Research on High-Accuracy, Lightweight, Superfast Model for Nitrogen Diagnosis and Plant Growth in Lettuce (Lactuca sativa L.)

Nitrogen is a crucial environmental factor influencing lettuce growth, development, and quality formation. This study aimed to determine the relationship between plant growth, nutritional quality formation, and different nitrogen levels of lettuce. A machine learning approach was also applied to data collected from RGB and hyperspectral imaging systems. Traditional methods for nitrogen diagnosis in lettuce, such as laboratory-based analysis of plant samples, are labor-intensive, time-consuming, and lack real-time monitoring capabilities. In contrast, the deep learning models used in this research can make full use of the original data from imaging systems. Nondestructive techniques have the ability to handle complex relationships in the data, enabling more accurate and efficient nitrogen diagnosis.
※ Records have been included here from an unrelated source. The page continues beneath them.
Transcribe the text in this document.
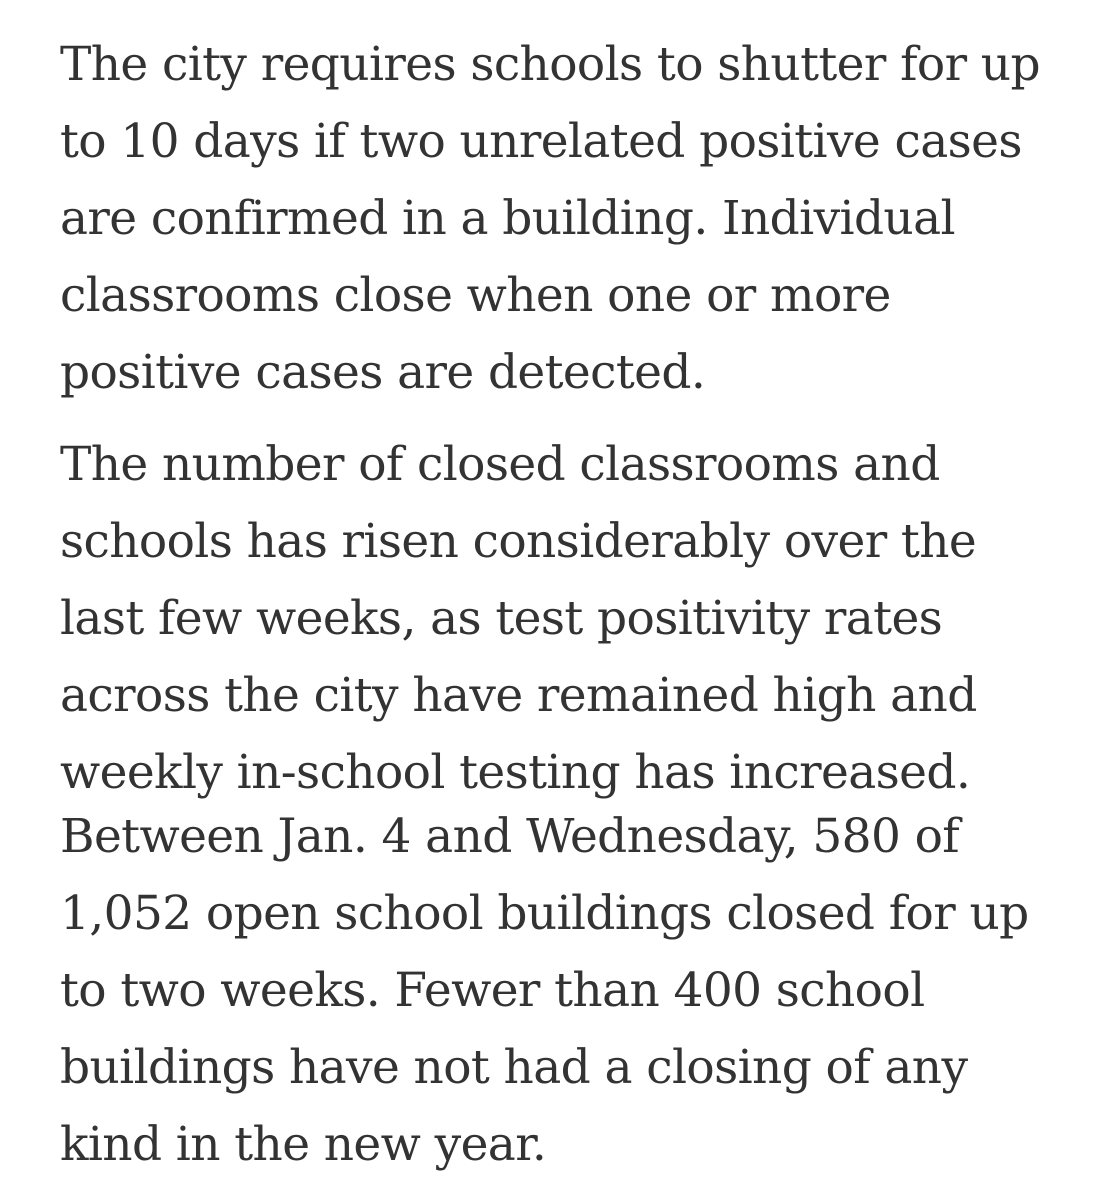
The city requires schools to shutter for up
to 10 days if two unrelated positive cases
are confirmed in a building. Individual
classrooms close when one or more
positive cases are detected.

The number of closed classrooms and
schools has risen considerably over the
last few weeks, as test positivity rates
across the city have remained high and
weekly in-school testing has increased.

Between Jan. 4 and Wednesday, 580 of
1,052 open school buildings closed for up
to two weeks. Fewer than 400 school
buildings have not had a closing of any
kind in the new year.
Collected spectral features were combined with chemometrics, and a lettuce nitrogen regression diagnostic model was trained. Furthermore, lettuce crop growth was assessed using a model development of environmental and plant physiological parameters. Additionally, nitrogen fertilization was precisely assessed using developed models. Lettuce cultivation experiments under different nitrogen levels showed the best physiological and biochemical indicators performance when the nitrogen concentration reached 18.75 mmol·L−1. Using machine learning with hyperspectral reflectance in nitrogen diagnostics, random forest showed excellent performance with the highest R2, MSE, and MAE of 0.7012, 8.940, and 2.1859, respectively. ShuffleNet-v2-1.0 obtained a high R2 of 0.9592, MSE of 132.9974, and MAE of 8.1430 regarding transfer learning and hyperspectral images. Applying the transfer learning technique in RGB images exhibited EfficientNet-v2-s, the best model for precise determination of nitrogen diagnostics, with R2 of 0.9859, MSE of 24.0755, and MAE of 2.3433. Current research comprehensively provides both a theoretical basis and practical solutions for precision nitrogen fertilization in lettuce cultivation. Its implications hold significance for the intelligent management of horticultural crop production.